Histamine dihydrochloride (Ceplene) in combination with low dose interleukin-2 as maintenance treatment for acute myeloid leukaemia
Histamine dihydrochloride is an immunostimulant. This means that it changes the activity of the immune system (the body’s natural defences). Histamine is a substance occurring naturally in the body that is involved in many processes. In the treatment of AML, it is thought to work by protecting immune system cells from damage. This improves the effectiveness of IL-2, a medicine that stimulates the immune system to attack cancerous cells. When histamine dihydrochloride is given with IL-2, it helps the immune system to kill the leukaemia cells that may remain in the body during remission. This may increase the likelihood for patients to remain in long-term remission.

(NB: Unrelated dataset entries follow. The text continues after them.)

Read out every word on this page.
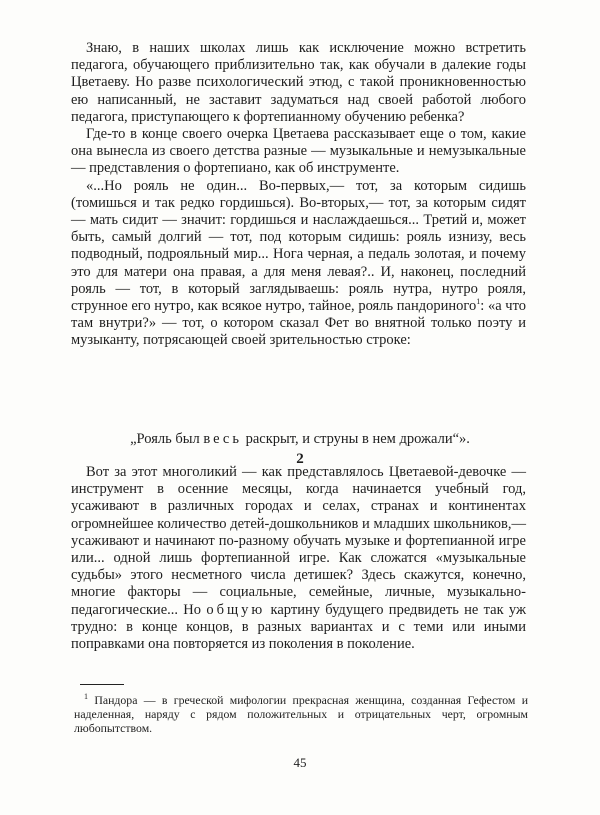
Знаю, в наших школах лишь как исключение можно встретить педагога, обучающего приблизительно так, как обучали в далекие годы Цветаеву. Но разве психологический этюд, с такой проникновенностью ею написанный, не заставит задуматься над своей работой любого педагога, приступающего к фортепианному обучению ребенка?

Где-то в конце своего очерка Цветаева рассказывает еще о том, какие она вынесла из своего детства разные — музыкальные и немузыкальные — представления о фортепиано, как об инструменте.

«...Но рояль не один... Во-первых,— тот, за которым сидишь (томишься и так редко гордишься). Во-вторых,— тот, за которым сидят — мать сидит — значит: гордишься и наслаждаешься... Третий и, может быть, самый долгий — тот, под которым сидишь: рояль изнизу, весь подводный, подрояльный мир... Нога черная, а педаль золотая, и почему это для матери она правая, а для меня левая?.. И, наконец, последний рояль — тот, в который заглядываешь: рояль нутра, нутро рояля, струнное его нутро, как всякое нутро, тайное, рояль пандориного$^1$: «а что там внутри?» — тот, о котором сказал Фет во внятной только поэту и музыканту, потрясающей своей зрительностью строке:

„Рояль был весь раскрыт, и струны в нем дрожали“».
2

Вот за этот многоликий — как представлялось Цветаевой-девочке — инструмент в осенние месяцы, когда начинается учебный год, усаживают в различных городах и селах, странах и континентах огромнейшее количество детей-дошкольников и младших школьников,— усаживают и начинают по-разному обучать музыке и фортепианной игре или... одной лишь фортепианной игре. Как сложатся «музыкальные судьбы» этого несметного числа детишек? Здесь скажутся, конечно, многие факторы — социальные, семейные, личные, музыкально-педагогические... Но общую картину будущего предвидеть не так уж трудно: в конце концов, в разных вариантах и с теми или иными поправками она повторяется из поколения в поколение.

$^1$ Пандора — в греческой мифологии прекрасная женщина, созданная Гефестом и наделенная, наряду с рядом положительных и отрицательных черт, огромным любопытством.
45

Cediranib in combination with olaparib for recurrent platinum-resistant ovarian cancer – fourth line or greater
Cediranib works by blocking several specific proteins called the vascular endothelial growth factor (VEGF) receptors that are important in the formation of blood vessels to the tumour. Olaparib is a PARP inhibitor which acts by blocking DNA repair leading to the cancer cell death. Olaparib is currently licenced for use in some types of ovarian cancer. Both cediranib and olaparib are taken orally. The combination has demonstrated the potential to act synergistically to improve long-term outcomes in recurrent ovarian cancer patients who currently have limited options beyond third-line treatment.